There was an air of chaos as Tyler Harris transported a pile of extension cords, tin foil, a speaker and other necessities in a wagon. These are all the items deemed critical to cook steaks in Stephens Lake Park on a Saturday morning in late November.
Harris arranged a group of people, mostly through the Columbia Reddit page, to come hang out and cook the steaks — not on a grill, but in toasters, the instrument most commonly used to toast bread.
Amid the hubbub of the first several successful toaster steaks, Harris had to move the gathering across the parking lot to another smaller pavilion because a wedding party arrived to stake their claim on the spot. Harris was pretty sure he had reserved the pavilion for several hours, but decided he wasn’t going to interrupt a wedding for toaster steaks.
“I asked them if they wanted us to cater,” Harris said. “They were not interested.”
Local photographer Jonathan Asher met Harris in the line of the Mizzou surplus store a few days before the event.
“He was buying a bunch of extension cords and power strips, like a huge giant crate of them, and he said it's for this event that he then invited me to,” Asher said. “So I met a guy a couple days ago and he invited me to this event. And now I'm here cooking steaks in a toaster.”
After much experimentation, the group figured out that the best way to cook the steaks – without them catching on fire – is by wrapping them in tin foil. Asher shared his method.
“They said no foil tends to catch on fire right away. So, I took the bottom off my toaster so that the fat wouldn't, when it drips off, doesn't drip down into the catch pan that catches crumbs and catch on fire,” Asher said. “So I have well-seared outsides to my steaks.”
He walked over to his toaster to check the status of his New York strip steak, turning the toaster upside down and plopping the steak onto a plate.
“They look really good. They’re well-browned on the outside,” Asher said.
Harris was inspired to put on this event after seeing a buddy he met on a military deployment post about an annual toaster steak event he attends in Oregon.
“He was back home on the West Coast and posted a photo on some sort of social media that said, ‘Made it home for steaks this year.’ And it was a photo of a steak and a toaster. And I was like, ‘That shouldn't happen. So tell me everything.’”
“He kind of let me in. I got a little bit of the original steak lore, I guess,” Harris said.
Harris figured, why not try it in Columbia? He got to work.
“I made flyers and took them around town,” Harris said. “I was like a kid again, making punk rock posters running all over town, hanging up flyers.”

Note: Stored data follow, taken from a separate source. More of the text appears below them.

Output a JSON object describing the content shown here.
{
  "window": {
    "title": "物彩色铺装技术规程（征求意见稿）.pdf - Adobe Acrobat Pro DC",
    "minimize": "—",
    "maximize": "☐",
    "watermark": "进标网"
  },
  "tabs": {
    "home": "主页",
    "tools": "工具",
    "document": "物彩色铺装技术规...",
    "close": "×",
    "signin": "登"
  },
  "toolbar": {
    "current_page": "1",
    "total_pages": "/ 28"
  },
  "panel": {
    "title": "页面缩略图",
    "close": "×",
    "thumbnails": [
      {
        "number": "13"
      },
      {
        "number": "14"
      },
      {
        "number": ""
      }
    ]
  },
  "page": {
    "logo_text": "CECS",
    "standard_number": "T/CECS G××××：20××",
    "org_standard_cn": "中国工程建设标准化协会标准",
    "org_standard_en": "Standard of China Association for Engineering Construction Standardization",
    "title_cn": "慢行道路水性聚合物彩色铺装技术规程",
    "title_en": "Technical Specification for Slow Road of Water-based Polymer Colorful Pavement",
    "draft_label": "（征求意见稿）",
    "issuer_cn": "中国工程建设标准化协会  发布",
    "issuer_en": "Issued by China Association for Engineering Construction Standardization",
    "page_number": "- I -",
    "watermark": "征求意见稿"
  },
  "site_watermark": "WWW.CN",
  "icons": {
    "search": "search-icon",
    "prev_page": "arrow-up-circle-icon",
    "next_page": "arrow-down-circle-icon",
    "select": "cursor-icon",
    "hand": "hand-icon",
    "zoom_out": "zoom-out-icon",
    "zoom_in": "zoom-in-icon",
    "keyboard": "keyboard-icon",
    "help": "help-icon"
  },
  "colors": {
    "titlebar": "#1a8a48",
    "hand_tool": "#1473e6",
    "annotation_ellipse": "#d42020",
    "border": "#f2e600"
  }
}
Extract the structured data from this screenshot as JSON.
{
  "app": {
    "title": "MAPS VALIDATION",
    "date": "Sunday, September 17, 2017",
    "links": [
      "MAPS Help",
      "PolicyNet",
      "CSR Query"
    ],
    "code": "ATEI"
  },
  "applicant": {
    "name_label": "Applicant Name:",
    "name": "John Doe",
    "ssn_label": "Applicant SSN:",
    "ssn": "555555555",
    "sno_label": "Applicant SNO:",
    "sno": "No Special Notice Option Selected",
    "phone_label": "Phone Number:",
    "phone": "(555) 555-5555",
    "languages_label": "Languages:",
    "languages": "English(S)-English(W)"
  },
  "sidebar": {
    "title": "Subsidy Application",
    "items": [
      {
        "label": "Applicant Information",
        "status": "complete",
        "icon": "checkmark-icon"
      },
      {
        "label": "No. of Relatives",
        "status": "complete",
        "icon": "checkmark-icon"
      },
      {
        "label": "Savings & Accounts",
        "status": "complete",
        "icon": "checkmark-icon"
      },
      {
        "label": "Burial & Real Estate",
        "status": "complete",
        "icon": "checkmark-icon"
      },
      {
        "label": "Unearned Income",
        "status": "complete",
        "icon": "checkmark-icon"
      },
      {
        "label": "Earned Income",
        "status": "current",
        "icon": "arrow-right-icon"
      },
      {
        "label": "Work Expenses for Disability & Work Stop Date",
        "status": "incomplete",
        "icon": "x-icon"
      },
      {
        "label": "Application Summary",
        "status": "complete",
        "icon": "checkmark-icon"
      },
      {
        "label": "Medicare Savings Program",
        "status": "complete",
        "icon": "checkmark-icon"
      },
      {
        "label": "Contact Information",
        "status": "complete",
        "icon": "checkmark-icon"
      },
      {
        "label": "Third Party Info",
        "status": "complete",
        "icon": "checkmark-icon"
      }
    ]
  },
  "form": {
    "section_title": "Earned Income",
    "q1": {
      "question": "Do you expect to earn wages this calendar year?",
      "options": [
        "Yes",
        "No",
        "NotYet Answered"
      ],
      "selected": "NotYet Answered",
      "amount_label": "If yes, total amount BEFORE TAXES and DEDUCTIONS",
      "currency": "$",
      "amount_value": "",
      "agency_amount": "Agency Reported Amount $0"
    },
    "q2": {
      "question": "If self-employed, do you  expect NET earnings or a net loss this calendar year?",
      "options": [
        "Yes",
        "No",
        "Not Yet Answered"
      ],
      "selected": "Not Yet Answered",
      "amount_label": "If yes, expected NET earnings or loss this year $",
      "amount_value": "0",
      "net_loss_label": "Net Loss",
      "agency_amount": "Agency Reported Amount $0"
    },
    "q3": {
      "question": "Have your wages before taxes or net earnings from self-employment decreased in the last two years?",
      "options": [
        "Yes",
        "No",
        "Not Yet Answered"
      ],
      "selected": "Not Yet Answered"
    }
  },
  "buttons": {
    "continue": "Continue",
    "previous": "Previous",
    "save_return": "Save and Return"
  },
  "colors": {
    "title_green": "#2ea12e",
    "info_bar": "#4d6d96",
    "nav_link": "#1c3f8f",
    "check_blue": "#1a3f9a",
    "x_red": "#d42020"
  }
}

"When you think about it, who's the kind of person that shows up for toaster steaks? Well, it's exactly the kind of person I want to meet."Tyler Harris
The Reddit post was flooded with confused but intrigued commenters. One user wrote ‘This seems unsafe. See you there!’ Another person wrote, ‘What a terrible idea. Brilliant,’ and someone said, ‘Deliberately ruining steaks? In this economy?!’
One attendee, Steven Hudson, came because of the Reddit post.
“I texted my friends I was going to this and they said, ‘Dog, what are you doing?’ Like, really, that's what they said. They're like, ‘Why are you there?’ And I was like, ‘I mean, I love a story.’
Hudson decided that instead of leaving the event because of the wedding interruption, he would follow Harris’ lead.
“I was like, well, now there's a wedding to save, of course,” Hudson said. “So I grab my bucket basket and I pull it over here. And the lady, she's like, ‘Thank you so much.’ I was like, ‘Well, it's a wedding.’ And people were saying, we're like, ‘It's toaster steak. We can't stop a wedding for toaster steak.’”
Joan Hermsen, an associate professor of sociology at the University of Missouri, researches food pantry use and food insecurity. She was surprised by the group’s choice to cook something so expensive.
“It's not an inexpensive piece of meat or just something to cook to do on a whim,” Hermsen said. “But that also means there may be more investment in sort of being present for it, for those that are showing up.”
She said the novelty of the event may serve a purpose.
“There is something about some quirky commitment … some sense like we are in this, we share this experience and it's very unusual, even if it costs us money to do it, we’re going to do it, which may be no different than other people spending a lot of money to go and test the different bourbons around Columbia,” Hermsen said.
Tyler Harris thinks people should be getting together more often for what he calls “dumb ideas like this one.”
“When you think about it, who's the kind of person that shows up for toaster steaks? Well, it's exactly the kind of person I want to meet,” Harris said.
As people wiped away steak drippings and packed up their toasters, they exchanged phone numbers and said their goodbyes. Hudson said they’re already discussing another toaster steak meet-up for next year.